Elon Musk Votes for Users to ‘General Amnesty’ for Suspended Twitter Accounts
Twitter’s new owner Elon Musk on Wednesday polled users on whether the site should grant a general amnesty to suspended accounts, using the same method he used to handle Donald Trump’s case.
The move comes as Musk has faced pressure that his approach to content moderation has fallen short of his wishes, with refunds restricted to some accounts and not others.
“Should Twitter offer a general amnesty to suspended accounts, as long as they haven’t broken the law or engaged in malicious spam?” Musk asked in a tweet.
Should Twitter offer a general amnesty to suspended accounts, as long as they haven’t broken the law or engaged in malicious spam?
– Elon Musk (@elonmusk) October 23, 2022
Polls were open until 17:46 GMT (11:16 IST) on Thursday and mimicked the strategy used a few days ago by former US president Trump.
Trump’s Twitter account was restored on Saturday after a majority of respondents supported the move.
Polls on Twitter are open to all users and are unscientific and may be targeted by fake accounts and bots.
A complete verdict on suspended accounts may alarm government authorities who are closely monitoring Musk’s handling of hate speech since buying the influential platform for $44 billion (roughly Rs. 3,59,460 crore).
It could also scare Apple and Google, tech giants that have the power to block Twitter from their mobile app stores over content concerns.
Trump was impeached early last year for his role in the January 6 attack on the US Capitol by a mob of his supporters seeking to overturn the results of the 2020 election.
‘There is no mercy’
Trump’s reinstatement of Musk followed other banned accounts including a conservative parody site and a psychiatrist who violated Twitter’s rules with transgender language.
The CEO of Tesla and SpaceX has said that conspiracy theorist Alex Jones will not return to Twitter and will remain banned from the platform.
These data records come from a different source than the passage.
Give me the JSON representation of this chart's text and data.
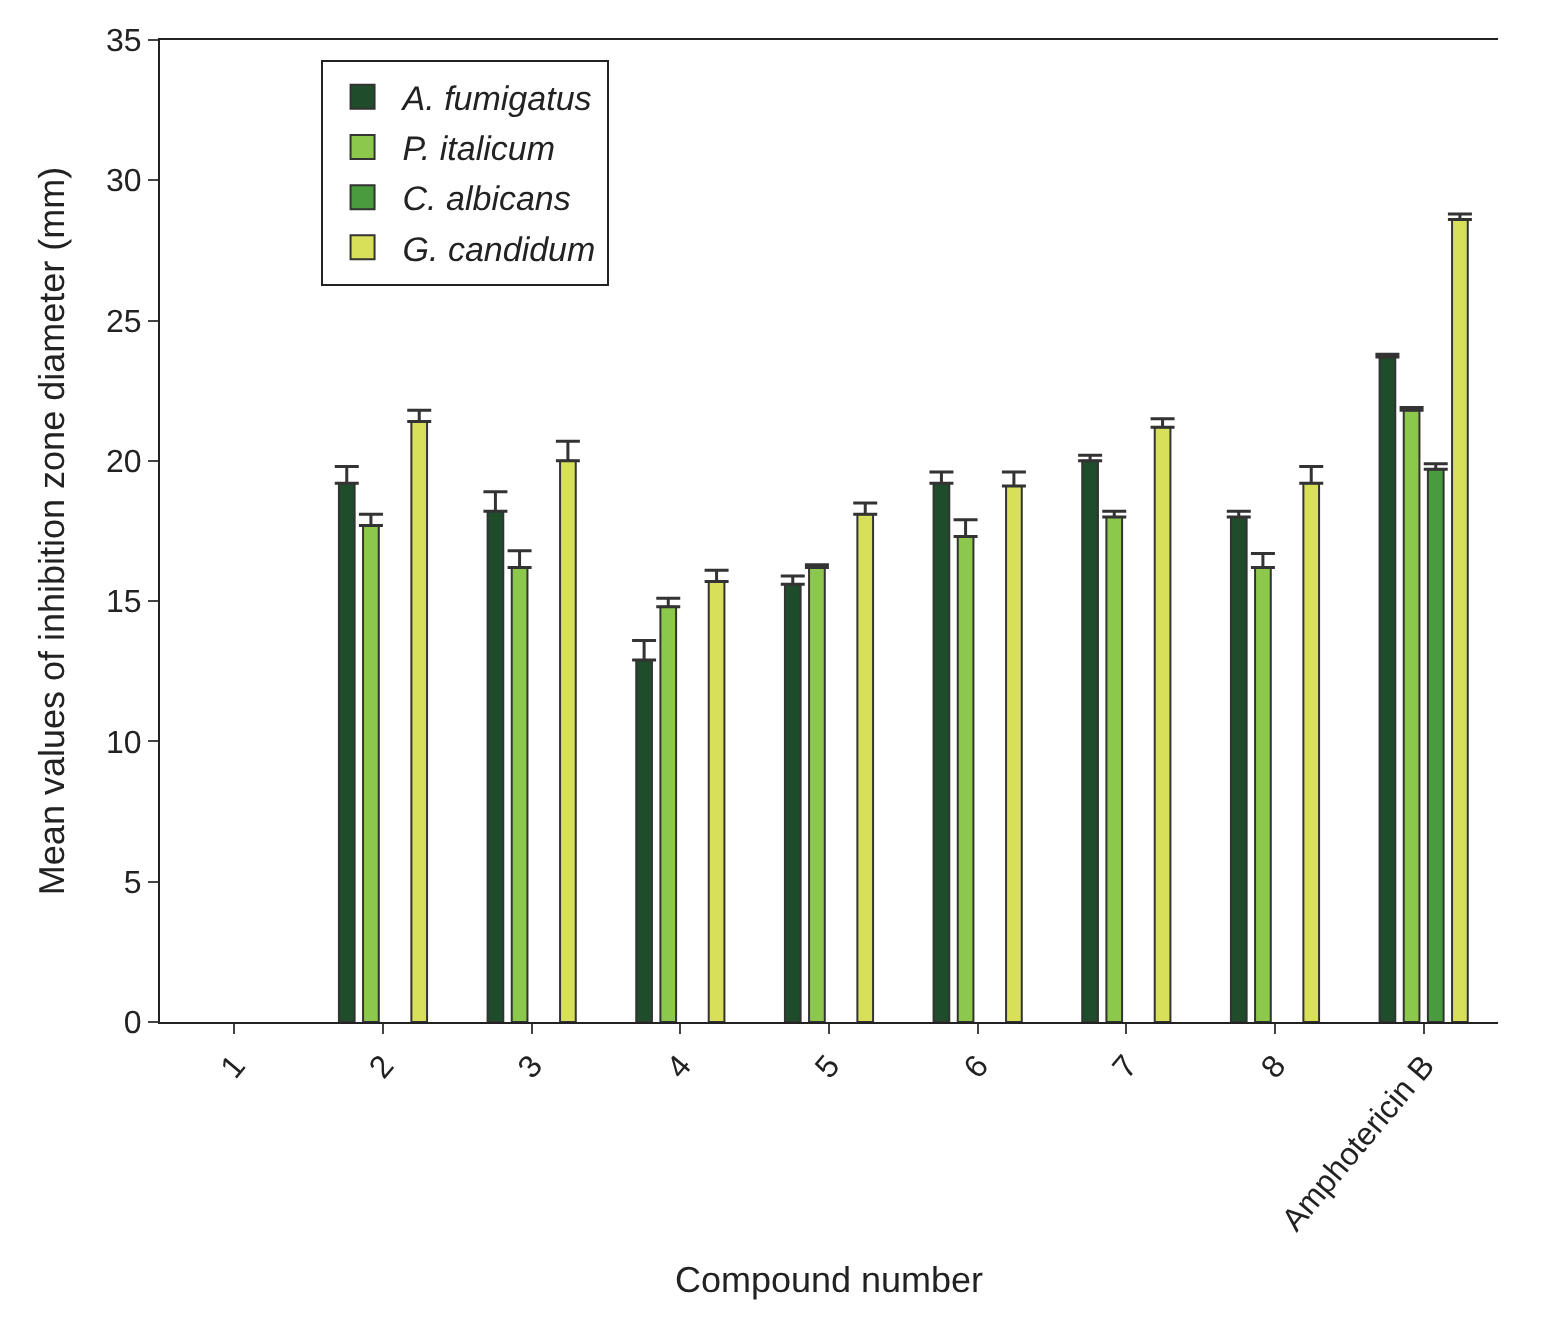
{
  "chart_data": {
    "type": "bar",
    "xlabel": "Compound number",
    "ylabel": "Mean values of inhibition zone diameter (mm)",
    "categories": [
      "1",
      "2",
      "3",
      "4",
      "5",
      "6",
      "7",
      "8",
      "Amphotericin B"
    ],
    "ylim": [
      0,
      35
    ],
    "yticks": [
      0,
      5,
      10,
      15,
      20,
      25,
      30,
      35
    ],
    "legend": "top left",
    "series": [
      {
        "name": "A. fumigatus",
        "color": "#1f4d2b",
        "values": [
          null,
          19.2,
          18.2,
          12.9,
          15.6,
          19.2,
          20.0,
          18.0,
          23.7
        ],
        "errors": [
          null,
          [
            19.2,
            19.8
          ],
          [
            18.2,
            18.9
          ],
          [
            12.9,
            13.6
          ],
          [
            15.6,
            15.9
          ],
          [
            19.2,
            19.6
          ],
          [
            20.0,
            20.2
          ],
          [
            18.0,
            18.2
          ],
          [
            23.7,
            23.8
          ]
        ]
      },
      {
        "name": "P. italicum",
        "color": "#8cc84b",
        "values": [
          null,
          17.7,
          16.2,
          14.8,
          16.2,
          17.3,
          18.0,
          16.2,
          21.8
        ],
        "errors": [
          null,
          [
            17.7,
            18.1
          ],
          [
            16.2,
            16.8
          ],
          [
            14.8,
            15.1
          ],
          [
            16.2,
            16.3
          ],
          [
            17.3,
            17.9
          ],
          [
            18.0,
            18.2
          ],
          [
            16.2,
            16.7
          ],
          [
            21.8,
            21.9
          ]
        ]
      },
      {
        "name": "C. albicans",
        "color": "#4a9a3e",
        "values": [
          null,
          null,
          null,
          null,
          null,
          null,
          null,
          null,
          19.7
        ],
        "errors": [
          null,
          null,
          null,
          null,
          null,
          null,
          null,
          null,
          [
            19.7,
            19.9
          ]
        ]
      },
      {
        "name": "G. candidum",
        "color": "#d8e05a",
        "values": [
          null,
          21.4,
          20.0,
          15.7,
          18.1,
          19.1,
          21.2,
          19.2,
          28.6
        ],
        "errors": [
          null,
          [
            21.4,
            21.8
          ],
          [
            20.0,
            20.7
          ],
          [
            15.7,
            16.1
          ],
          [
            18.1,
            18.5
          ],
          [
            19.1,
            19.6
          ],
          [
            21.2,
            21.5
          ],
          [
            19.2,
            19.8
          ],
          [
            28.6,
            28.8
          ]
        ]
      }
    ]
  }
}
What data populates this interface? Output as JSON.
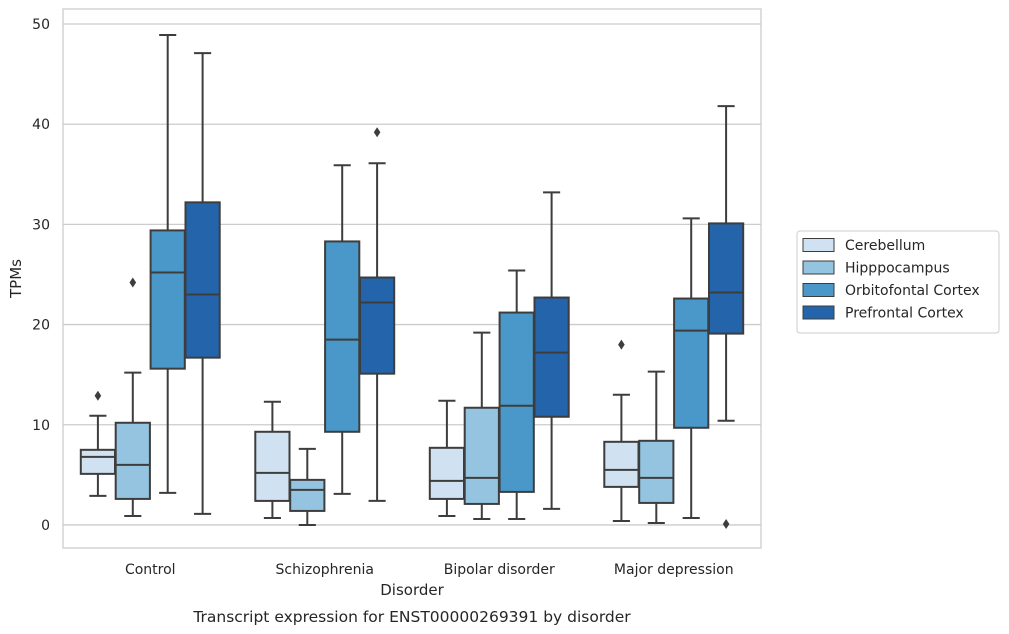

Musk said on Sunday that he “has no sympathy for anyone who would use the death of children for gain, politics or fame” because of his experience with the death of his first child.
Jones has been ordered to pay hundreds of millions of dollars in damages for his lies about the 2012 Sandy Hook Elementary School shooting that killed 26 people, mostly children.
Musk, who closed his Twitter account in late October, did not specify whether the ban would be a permanent or temporary ban.
The future of content moderation on Twitter has become an urgent concern, with major advertisers staying away from the site after a failed launch earlier this month saw a rise in fake, embarrassing accounts.
Meanwhile, the teams in charge of keeping bad things on site have been disbanded, victims of Musk-led layoffs that saw half of the workforce leave the company.
John Wihbey, a journalism professor at Northeastern University, speculated that all the chaos may be because Musk wants to “buy himself time.”
“Definitely the regulators are going to come after him, in Europe and maybe in the United States… so he’s doing a lot to try to organize those fights,” Wihbey said.